Leaving town it was necessary to cross a bridge to reach the unsurfaced road to Zebra Bar, just on to it a man in a yellow bib with a whistle and filthy bomber jacket jumped out, he was quite irate but there was no way past. 'who are you?' I demanded. 'your bike here!' he shouted back and pointed at the verge, 'you, who?!', this was going to wear thin quickly. I looked in the mirror and Robin had a similar guy in front of him. Was that a gun on his hip? 'policeman!' my guy started to shout, I was looking for any sign of it but with a gun in sight it was time to play along.
No way my grubby chap was a copper but the other guy seemed genuine enough, he was pointing at his cap and gun, they seemed to calm down a little when it was pointed out the lack of identification his friend had.
Then the bullsh*t started, another one with a badge in place of morals. Apparently we hadn't stopped for a policeman 3kms earlier, then it was we were reving engines through town, then we were speeding; none of the reality mattered one bit. The alternative of paying 20 Euros each at the police station got further away too, first it was 3kms up the road where his chief had spotted us then 12kms and three roundabouts inland where we'd been radared apparently, we even got to speak on the phone with his jabbering pal down the pub who had the disillusion he was chief of police. There was no point arguing anything, none of it mattered, we would wait it out.
He got more unsure he was going to get anything and hassled us more and more but we waited and the price dropped bit by bit, his inability to convert currencies worked in our favour. We found an Arabic looking man beside us in the same predicament with his pickup going the other way, 'this is africa' he said with a sympathetic look.
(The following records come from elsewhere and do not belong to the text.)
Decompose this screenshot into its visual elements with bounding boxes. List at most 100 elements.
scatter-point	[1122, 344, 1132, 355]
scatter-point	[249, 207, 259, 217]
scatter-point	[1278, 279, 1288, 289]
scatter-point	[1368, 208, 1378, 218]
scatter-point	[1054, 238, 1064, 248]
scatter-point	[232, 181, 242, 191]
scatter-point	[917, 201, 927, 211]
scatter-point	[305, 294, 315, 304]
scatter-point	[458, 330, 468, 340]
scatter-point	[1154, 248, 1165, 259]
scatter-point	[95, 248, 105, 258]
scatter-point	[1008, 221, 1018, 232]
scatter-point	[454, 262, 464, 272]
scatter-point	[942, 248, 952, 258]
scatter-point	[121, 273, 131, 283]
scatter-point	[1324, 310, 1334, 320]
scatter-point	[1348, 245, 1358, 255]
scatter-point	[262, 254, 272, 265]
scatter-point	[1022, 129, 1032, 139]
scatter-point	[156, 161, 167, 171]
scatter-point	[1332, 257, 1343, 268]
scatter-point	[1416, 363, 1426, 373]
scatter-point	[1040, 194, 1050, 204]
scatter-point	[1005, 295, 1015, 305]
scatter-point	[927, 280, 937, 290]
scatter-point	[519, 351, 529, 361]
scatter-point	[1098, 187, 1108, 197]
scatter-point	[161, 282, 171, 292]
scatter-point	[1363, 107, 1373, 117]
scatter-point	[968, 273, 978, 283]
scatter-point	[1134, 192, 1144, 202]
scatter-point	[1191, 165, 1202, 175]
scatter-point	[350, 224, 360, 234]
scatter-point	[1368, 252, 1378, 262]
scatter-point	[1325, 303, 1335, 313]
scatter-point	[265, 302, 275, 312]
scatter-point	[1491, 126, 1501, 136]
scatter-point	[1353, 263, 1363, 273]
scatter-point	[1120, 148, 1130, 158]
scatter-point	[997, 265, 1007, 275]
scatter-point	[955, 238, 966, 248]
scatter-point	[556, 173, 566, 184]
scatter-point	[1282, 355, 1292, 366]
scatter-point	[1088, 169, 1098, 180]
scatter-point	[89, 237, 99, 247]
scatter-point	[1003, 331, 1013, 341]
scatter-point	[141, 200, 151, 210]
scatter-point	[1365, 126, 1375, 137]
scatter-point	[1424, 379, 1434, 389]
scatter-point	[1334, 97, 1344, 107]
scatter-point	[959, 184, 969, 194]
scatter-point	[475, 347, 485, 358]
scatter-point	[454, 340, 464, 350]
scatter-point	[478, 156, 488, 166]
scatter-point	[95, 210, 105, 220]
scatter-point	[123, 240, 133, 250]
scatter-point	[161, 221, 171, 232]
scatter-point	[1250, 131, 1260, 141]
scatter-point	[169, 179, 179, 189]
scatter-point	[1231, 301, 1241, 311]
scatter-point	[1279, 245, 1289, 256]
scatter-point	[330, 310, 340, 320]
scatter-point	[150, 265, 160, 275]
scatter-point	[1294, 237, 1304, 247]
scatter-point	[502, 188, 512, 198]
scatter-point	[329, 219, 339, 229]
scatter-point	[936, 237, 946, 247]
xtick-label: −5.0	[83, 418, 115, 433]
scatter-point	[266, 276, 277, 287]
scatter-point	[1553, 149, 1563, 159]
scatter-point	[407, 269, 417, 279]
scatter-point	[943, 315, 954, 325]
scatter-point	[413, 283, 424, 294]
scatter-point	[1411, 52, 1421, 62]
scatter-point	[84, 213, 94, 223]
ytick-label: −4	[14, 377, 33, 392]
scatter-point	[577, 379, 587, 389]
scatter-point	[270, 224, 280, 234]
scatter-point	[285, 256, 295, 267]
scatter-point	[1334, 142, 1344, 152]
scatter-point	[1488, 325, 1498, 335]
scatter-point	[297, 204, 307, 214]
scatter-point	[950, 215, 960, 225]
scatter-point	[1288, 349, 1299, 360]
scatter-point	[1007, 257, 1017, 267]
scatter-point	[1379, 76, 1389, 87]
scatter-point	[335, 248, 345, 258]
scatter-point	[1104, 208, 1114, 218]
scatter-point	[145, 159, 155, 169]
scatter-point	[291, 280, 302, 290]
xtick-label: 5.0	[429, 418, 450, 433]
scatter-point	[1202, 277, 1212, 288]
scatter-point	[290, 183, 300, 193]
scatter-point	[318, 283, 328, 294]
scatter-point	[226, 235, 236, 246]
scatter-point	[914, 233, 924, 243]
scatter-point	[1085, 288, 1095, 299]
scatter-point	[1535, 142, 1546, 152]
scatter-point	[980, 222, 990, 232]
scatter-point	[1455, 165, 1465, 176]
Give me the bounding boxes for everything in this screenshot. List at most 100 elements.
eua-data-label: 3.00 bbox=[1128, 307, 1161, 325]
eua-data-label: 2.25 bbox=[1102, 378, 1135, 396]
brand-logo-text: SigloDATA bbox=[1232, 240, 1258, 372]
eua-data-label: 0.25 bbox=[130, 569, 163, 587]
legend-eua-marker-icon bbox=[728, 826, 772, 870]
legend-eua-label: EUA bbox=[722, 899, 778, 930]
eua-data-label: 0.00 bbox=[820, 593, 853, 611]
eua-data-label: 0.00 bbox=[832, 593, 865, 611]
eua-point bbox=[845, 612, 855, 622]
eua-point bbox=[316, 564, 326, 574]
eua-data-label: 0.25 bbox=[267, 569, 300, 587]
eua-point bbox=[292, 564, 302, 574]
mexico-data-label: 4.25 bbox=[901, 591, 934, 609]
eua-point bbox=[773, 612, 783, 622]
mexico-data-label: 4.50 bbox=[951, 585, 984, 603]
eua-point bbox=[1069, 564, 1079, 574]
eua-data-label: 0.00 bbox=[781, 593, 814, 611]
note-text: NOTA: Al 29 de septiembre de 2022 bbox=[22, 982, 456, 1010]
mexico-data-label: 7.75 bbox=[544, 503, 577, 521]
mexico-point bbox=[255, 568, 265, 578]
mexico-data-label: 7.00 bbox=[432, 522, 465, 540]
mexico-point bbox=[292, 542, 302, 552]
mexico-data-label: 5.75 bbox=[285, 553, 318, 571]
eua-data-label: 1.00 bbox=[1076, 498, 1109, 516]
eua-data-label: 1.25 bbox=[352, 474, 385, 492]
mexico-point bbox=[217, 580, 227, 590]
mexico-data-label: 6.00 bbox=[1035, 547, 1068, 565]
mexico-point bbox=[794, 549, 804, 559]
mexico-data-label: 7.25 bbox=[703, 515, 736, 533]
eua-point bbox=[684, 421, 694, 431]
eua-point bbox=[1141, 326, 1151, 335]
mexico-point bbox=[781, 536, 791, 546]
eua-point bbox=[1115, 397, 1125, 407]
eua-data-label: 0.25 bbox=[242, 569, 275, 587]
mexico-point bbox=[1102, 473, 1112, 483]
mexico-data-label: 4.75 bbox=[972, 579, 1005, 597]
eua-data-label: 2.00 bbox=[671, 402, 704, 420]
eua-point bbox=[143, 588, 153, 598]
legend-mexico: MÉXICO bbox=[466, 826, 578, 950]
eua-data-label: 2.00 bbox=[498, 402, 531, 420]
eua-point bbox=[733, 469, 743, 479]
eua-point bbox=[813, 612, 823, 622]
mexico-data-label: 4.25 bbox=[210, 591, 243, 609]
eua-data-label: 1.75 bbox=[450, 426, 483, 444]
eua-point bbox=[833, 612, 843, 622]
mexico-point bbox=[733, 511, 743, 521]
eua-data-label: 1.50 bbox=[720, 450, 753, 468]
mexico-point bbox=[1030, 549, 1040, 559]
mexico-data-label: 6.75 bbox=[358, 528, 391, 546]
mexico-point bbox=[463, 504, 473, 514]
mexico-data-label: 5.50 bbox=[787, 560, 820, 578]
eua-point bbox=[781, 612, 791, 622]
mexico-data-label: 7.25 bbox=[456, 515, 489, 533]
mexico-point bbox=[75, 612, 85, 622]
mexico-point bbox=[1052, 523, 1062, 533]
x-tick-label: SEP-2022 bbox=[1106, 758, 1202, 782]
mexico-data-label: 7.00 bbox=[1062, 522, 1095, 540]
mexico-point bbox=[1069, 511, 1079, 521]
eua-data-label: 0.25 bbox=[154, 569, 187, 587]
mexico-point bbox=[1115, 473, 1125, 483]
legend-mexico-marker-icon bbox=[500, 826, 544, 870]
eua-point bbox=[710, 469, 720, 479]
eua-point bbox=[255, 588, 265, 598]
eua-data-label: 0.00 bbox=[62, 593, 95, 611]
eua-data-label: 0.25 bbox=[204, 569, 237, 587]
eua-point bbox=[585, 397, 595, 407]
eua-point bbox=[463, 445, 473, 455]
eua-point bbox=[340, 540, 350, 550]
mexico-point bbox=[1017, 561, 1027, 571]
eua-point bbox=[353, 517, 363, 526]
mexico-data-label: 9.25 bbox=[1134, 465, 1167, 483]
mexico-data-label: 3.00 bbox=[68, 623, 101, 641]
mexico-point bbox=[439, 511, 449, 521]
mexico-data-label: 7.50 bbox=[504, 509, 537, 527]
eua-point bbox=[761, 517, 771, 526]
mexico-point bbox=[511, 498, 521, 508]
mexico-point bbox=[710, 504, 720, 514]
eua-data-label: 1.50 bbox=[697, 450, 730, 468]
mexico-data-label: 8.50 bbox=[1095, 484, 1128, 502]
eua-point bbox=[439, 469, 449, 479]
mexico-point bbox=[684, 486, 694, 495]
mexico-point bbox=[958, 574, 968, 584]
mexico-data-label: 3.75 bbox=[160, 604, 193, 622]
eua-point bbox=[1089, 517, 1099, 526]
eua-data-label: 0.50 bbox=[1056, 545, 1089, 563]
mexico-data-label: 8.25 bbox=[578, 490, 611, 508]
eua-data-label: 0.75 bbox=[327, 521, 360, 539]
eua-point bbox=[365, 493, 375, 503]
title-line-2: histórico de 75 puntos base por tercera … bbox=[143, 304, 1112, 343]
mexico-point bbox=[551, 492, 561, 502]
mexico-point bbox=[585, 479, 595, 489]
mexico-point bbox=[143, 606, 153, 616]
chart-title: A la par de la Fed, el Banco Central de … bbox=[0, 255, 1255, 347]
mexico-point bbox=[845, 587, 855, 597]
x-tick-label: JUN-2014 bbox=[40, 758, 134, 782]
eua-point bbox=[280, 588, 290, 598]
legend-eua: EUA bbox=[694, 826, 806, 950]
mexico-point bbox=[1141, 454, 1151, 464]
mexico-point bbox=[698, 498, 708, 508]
Eventually we were back on the road for 10Euros, the sun was going down and we still had 20kms of dirt road to cover so we had to make a move, but not before the policeman tried to get the same cash from both of us. We wished the pickup driver luck and headed out of town, vowing to jam up the bridge by driving so slowly!
Zebra bar was a pretty cool set up but all we saw was dinner and bed until the next day, arriving in the dark at the end of what had been a very long day.